First World Country, Third World Subway

There are so many exciting things about being back in New York City - the endless choices of fresh food at Trader Joe's, seeing normal girls on the street who look like they've stepped out of Vogue, window shopping in NoLiTa, Central Park on a gorgeous sunny day.  I know I sound like a golden retriever, but there are many reasons to love New York.

And then there's the subway.

N/R line at 34th Street

It gives India's slums a run for their money
After using Hong Kong's pristine and timely MTR - where I could eat off and sleep on the ground, I feel like I'm in a slasher movie when I'm in the subway here.  In three short months I've already experienced the following:
  • a group of teenagers eating after-school snacks (chips, granola bars, candy) on the train and brazenly throwing the empty wrappers on the floor of the subway car
  • the smell of a homeless man on the train which has literally emptied the car (suddenly I remember the #1 rule of riding the NYC subway - an empty car is a bad - not a good, thing)
  • getting followed up and down the platform by a strange man who is creepily smiling at me
  • being absolutely terrified when I get off at my stop and see a teenager in a black ski mask pass me to get onto the train
  • sitting in a dark tunnel between stations...for 5 minutes...with no announcements...knowing I'll now be late
This is all in addition to people begging you for money, no cell phone service and rats scurrying around on the tracks.  When summer rolls around, you can add sweltering heat and a foul smell to the mix.

The upside?  When the 3-piece mariachi band or 3-man barbershop quartet (triplet?) visit your car and their music is so peaceful you almost forget you're in Return of the Living Dead.


2 comments:

  1. True - the NY subway is old, filthy and can be dangerous in some parts, but it gets you to where you go more efficiently than (dare I say) HK.

    Consider a commute from Happy Valley to Central: real time on (packed) MTR about 8 minutes but the long winding walk in the underground, in sweltering heat, often takes 20 minutes at both ends. Not to mention the nasty draft from all directions when you stand(perhaps they design for short people). This is common in China, I find, too.

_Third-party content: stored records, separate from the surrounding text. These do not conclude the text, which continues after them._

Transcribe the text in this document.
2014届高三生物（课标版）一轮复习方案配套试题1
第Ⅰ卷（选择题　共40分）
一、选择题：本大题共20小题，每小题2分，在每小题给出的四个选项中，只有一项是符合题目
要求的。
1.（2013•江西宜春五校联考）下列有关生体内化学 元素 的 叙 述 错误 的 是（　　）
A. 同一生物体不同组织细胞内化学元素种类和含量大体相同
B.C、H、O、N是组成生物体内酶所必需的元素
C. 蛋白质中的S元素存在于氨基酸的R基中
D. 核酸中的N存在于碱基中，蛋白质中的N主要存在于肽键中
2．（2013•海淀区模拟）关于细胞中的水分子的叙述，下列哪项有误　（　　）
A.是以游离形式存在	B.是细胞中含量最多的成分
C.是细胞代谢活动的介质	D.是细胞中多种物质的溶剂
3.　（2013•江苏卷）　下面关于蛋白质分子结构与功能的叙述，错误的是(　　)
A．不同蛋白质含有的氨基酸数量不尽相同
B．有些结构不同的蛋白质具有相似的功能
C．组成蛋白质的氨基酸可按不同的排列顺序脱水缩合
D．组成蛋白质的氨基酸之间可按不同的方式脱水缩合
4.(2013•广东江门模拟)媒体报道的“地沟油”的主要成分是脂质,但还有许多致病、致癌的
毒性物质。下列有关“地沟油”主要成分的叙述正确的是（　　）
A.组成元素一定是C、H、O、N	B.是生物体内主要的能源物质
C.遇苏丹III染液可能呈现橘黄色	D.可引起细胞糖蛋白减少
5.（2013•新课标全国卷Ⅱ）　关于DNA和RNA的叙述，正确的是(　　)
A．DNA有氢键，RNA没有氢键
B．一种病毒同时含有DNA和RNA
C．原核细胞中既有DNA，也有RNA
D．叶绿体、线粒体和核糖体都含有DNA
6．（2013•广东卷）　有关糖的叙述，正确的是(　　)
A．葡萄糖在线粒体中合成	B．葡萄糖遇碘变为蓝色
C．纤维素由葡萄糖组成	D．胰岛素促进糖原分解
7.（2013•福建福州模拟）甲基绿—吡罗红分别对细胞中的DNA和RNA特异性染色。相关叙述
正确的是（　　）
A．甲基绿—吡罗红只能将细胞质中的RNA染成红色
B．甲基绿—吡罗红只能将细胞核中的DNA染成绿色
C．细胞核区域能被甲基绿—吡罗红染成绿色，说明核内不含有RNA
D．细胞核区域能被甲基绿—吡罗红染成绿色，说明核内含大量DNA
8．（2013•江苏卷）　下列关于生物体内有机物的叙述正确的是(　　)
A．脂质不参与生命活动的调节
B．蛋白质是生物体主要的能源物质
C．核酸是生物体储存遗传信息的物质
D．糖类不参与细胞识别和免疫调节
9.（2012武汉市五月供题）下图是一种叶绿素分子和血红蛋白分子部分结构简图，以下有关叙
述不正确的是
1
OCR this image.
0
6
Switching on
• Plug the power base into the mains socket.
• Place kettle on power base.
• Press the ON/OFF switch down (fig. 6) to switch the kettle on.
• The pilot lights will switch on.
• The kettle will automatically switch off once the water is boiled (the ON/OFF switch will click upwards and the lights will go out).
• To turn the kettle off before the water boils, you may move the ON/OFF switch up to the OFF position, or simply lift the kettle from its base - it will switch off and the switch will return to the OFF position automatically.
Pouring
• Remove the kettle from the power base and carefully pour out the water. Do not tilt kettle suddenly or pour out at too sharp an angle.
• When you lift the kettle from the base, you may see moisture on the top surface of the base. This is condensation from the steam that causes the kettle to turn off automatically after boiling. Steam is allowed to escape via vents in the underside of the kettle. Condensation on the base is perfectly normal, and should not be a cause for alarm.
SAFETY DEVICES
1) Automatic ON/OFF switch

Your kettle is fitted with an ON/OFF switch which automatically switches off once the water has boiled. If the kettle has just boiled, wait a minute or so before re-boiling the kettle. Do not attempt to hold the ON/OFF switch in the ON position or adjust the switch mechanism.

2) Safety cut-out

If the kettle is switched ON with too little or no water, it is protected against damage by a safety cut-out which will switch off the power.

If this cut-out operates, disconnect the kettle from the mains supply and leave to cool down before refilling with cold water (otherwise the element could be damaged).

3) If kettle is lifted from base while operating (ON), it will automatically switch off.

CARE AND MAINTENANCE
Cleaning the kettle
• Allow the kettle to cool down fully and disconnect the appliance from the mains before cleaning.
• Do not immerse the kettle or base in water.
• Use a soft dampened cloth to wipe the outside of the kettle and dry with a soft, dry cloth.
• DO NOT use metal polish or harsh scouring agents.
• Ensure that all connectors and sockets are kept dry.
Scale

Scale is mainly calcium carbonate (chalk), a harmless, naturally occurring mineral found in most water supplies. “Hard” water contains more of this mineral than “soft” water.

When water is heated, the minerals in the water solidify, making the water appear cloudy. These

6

    Worse yet, some bus stops in HK are confusing as hell: the #23 bus stop at Statue Square is two ways. Once we inadvetently got on one going the wrong way (Wan Chai, as opposed to mid levels west), and the driver graciously demanded, at Wan Chai terminus, another full fare from us to continue riding back. Now, who, in their right mind, would put bus stops going opposite ways at the exact same spot? Only in HK, I'm afraid. And that goes some way to show the dysrationalia of locals, to put it mildly.